Like contemporary fake news, the fake news of yore served primarily to form in-groups. For liberals, the retreat to The Daily Show was motivated by a justified sense that the mainstream media was no longer trustworthy given how easily the Bush Administration had manipulated them. Only a news report wrapped in overt liberal outrage and exasperation could be trusted. This is of course a variation on the perpetual right-wing theme of “media bias,” which in this case was actually based in reality rather than on paranoid conspiracy theories. But The Daily Show by and large didn’t give us facts unavailable elsewhere — indeed, it was almost totally parasitical on the mainstream media it was skewering. What it actually gave us was a certain attitude, a sense of being “in the know,” of realizing how wrong Bush & Co. and their toadies in the media were. And they really were wrong! But The Daily Show didn’t give us tools for clearly articulating why or building an alternative. Maybe that’s not the job of a comedy show, but then it’s also not the job of a comedy show to be your primary news source.

I would also advance a potentially more controversial point: like Daily Show-style fake news, contemporary fake news isn’t meant to be taken literally and it probably mostly isn’t. As a point of evidence, I note that only one idiot showed up at the pizza parlor looking for child molestors. Given the thousands of people who read and shared the story, you would expect the place to be inundated with concerned citizens if people were taking it literally. I assume that the conservatives themselves regard the “self-investigator” as a naive idiot. They know these stories are bullshit, but they don’t care because there is a deeper truth at work. “Democrats want to corrupt our children” — that part is true whether or not Hillary Clinton literally rapes children, and the important thing is that that basic message gets across.

If you’re having trouble believing this, think about your own attitude toward the meme that Trump is having sex with Ivanka. Do you literally believe this? Do you ever have a strong opinion one way or the other? Or are you happy to help the meme circulate because it fits with the message that Trump is gross and beyond the pale? I don’t want to draw a false equivalency here or shame people for joking about that — though there is something pretty ugly about such joking, which would probably be hard to maintain if we really thought about it literally as something that had happened, and was maybe even still happening, in real life — but just to give you a sense of the attitudes at work and suggest that conservatives, as fellow human beings, are capable of holding similar attitudes toward questionable stories that reinforce a narrative they want to promote.

This parallel would be a matter of purely historical curiosity if Hillary Clinton had not run a Daily Show campaign: pointing and laughing at Donald Trump’s obvious wrongness without ever clearly articulating an alternative. That kind of worked on liberals, but it was just as ineffective at reaching conservatives as Jon Stewart and Stephen Colbert were. Now we’re learning that fake news was to blame for that, but let’s give the conservatives some credit: they knew the fake news was fake. They just hated Hillary so much they didn’t care. And for not realizing that was the case and continuing to reach out to conservatives to the detriment of mobilizing her base, I kind of hate Hillary too.

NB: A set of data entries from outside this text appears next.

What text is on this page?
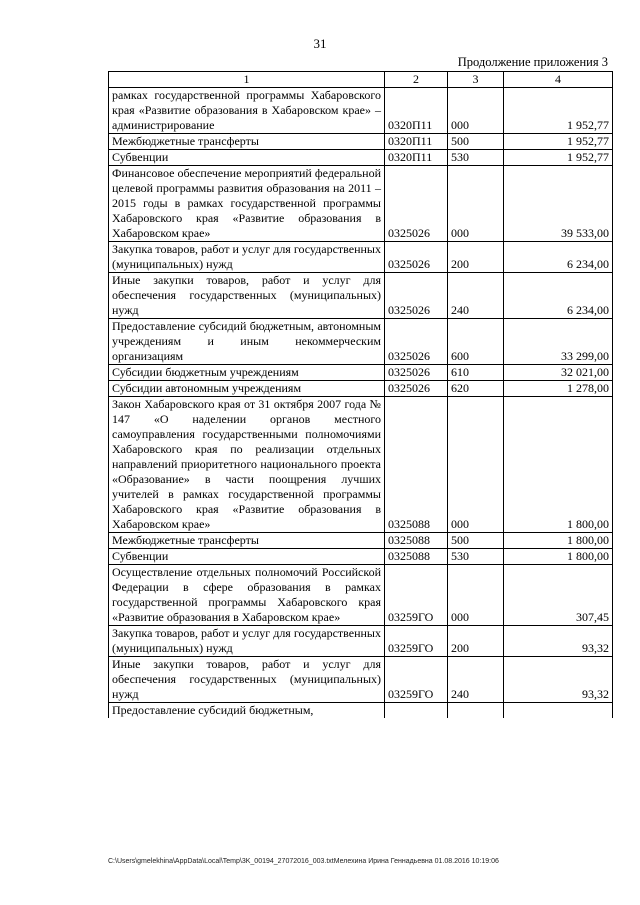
31
Продолжение приложения 3
1	2	3	4
рамках государственной программы Хабаровского края «Развитие образования в Хабаровском крае» – администрирование	0320П11	000	1 952,77
Межбюджетные трансферты	0320П11	500	1 952,77
Субвенции	0320П11	530	1 952,77
Финансовое обеспечение мероприятий федеральной целевой программы развития образования на 2011 – 2015 годы в рамках государственной программы Хабаровского края «Развитие образования в Хабаровском крае»	0325026	000	39 533,00
Закупка товаров, работ и услуг для государственных (муниципальных) нужд	0325026	200	6 234,00
Иные закупки товаров, работ и услуг для обеспечения государственных (муниципальных) нужд	0325026	240	6 234,00
Предоставление субсидий бюджетным, автономным учреждениям и иным некоммерческим организациям	0325026	600	33 299,00
Субсидии бюджетным учреждениям	0325026	610	32 021,00
Субсидии автономным учреждениям	0325026	620	1 278,00
Закон Хабаровского края от 31 октября 2007 года № 147 «О наделении органов местного самоуправления государственными полномочиями Хабаровского края по реализации отдельных направлений приоритетного национального проекта «Образование» в части поощрения лучших учителей в рамках государственной программы Хабаровского края «Развитие образования в Хабаровском крае»	0325088	000	1 800,00
Межбюджетные трансферты	0325088	500	1 800,00
Субвенции	0325088	530	1 800,00
Осуществление отдельных полномочий Российской Федерации в сфере образования в рамках государственной программы Хабаровского края «Развитие образования в Хабаровском крае»	03259ГО	000	307,45
Закупка товаров, работ и услуг для государственных (муниципальных) нужд	03259ГО	200	93,32
Иные закупки товаров, работ и услуг для обеспечения государственных (муниципальных) нужд	03259ГО	240	93,32
Предоставление субсидий бюджетным,			
C:\Users\gmelekhina\AppData\Local\Temp\3K_00194_27072016_003.txtМелехина Ирина Геннадьевна 01.08.2016 10:19:06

5 thoughts on “Their fake news and ours

  1. This finally helps me dot the I’s and cross the T’s on why I always felt there was something off about Jon Stewart and the Daily Show, something which always prevented me from getting drawn in.

  2. The ascendance of lulz reflects the disparity between modern information budgets and the supply available – we have time to burn/click.

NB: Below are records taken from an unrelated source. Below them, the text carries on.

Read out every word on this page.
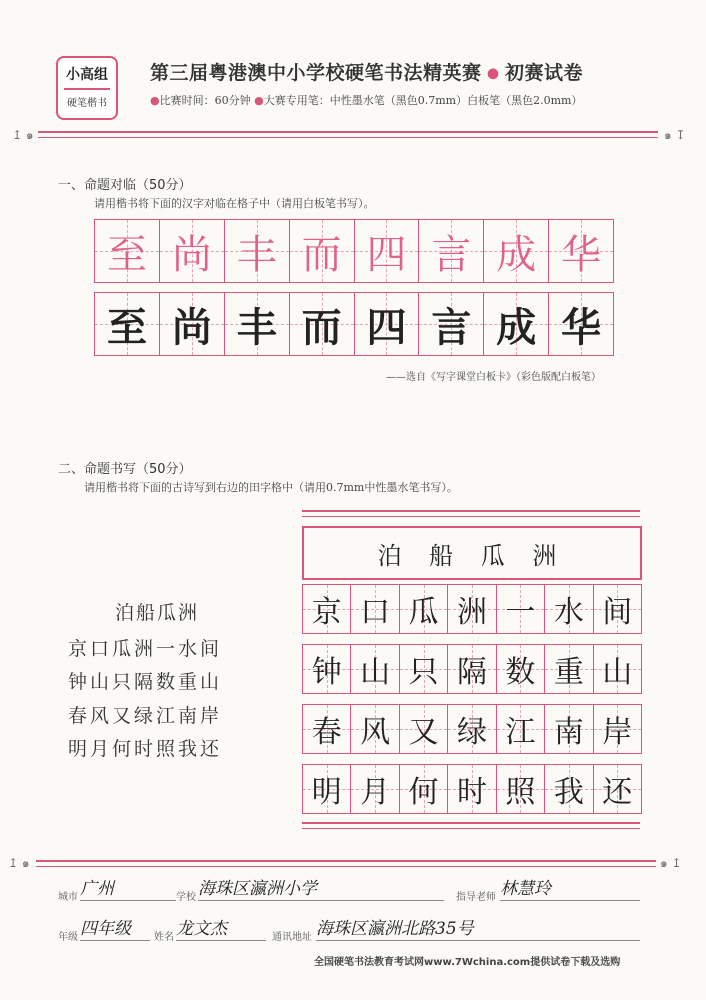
小高组
硬笔楷书
第三届粤港澳中小学校硬笔书法精英赛 ● 初赛试卷
●比赛时间：60分钟 ●大赛专用笔：中性墨水笔（黑色0.7mm）白板笔（黑色2.0mm）
↥ ๑	๑ ↧
一、命题对临（50分）
请用楷书将下面的汉字对临在格子中（请用白板笔书写）。
至 尚 丰 而 四 言 成 华
至 尚 丰 而 四 言 成 华
——选自《写字课堂白板卡》（彩色版配白板笔）
二、命题书写（50分）
请用楷书将下面的古诗写到右边的田字格中（请用0.7mm中性墨水笔书写）。
泊船瓜洲
京口瓜洲一水间
钟山只隔数重山
春风又绿江南岸
明月何时照我还
泊 船 瓜 洲
京 口 瓜 洲 一 水 间
钟 山 只 隔 数 重 山
春 风 又 绿 江 南 岸
明 月 何 时 照 我 还
↥ ๑	๑ ↥
城市 广州	学校 海珠区瀛洲小学	指导老师 林慧玲
年级 四年级	姓名 龙文杰	通讯地址 海珠区瀛洲北路35号
全国硬笔书法教育考试网www.7Wchina.com提供试卷下载及选购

    Barring something new, established clickbait can be repackaged into fresh performance art. The first take/news isn’t expected to necessarily entertain, but subsequent takes certainly are.

    Now we’re finding both lulz and news compelling in their odd ways, finally stretching our info budgets – to the degree that we can spend almost entirely on lulz. (The quintessential Trump move is to bet that single lulz/tweets can dominate an entire news cycle.)

    The left was almost proud to prove this, that its viewers could get all of its “news” from The Daily Show. And of course Fox News is also near-total lulz – a nonstop reprise of Buckley-era conservative hijinks.

    The modern world is smartasses all the way down.

  3. Forgive me, I keep meaning to comment and keep shying away, but I need to say: Your political observations are consistently the most incisive I’ve had the pleasure to read. Thank you.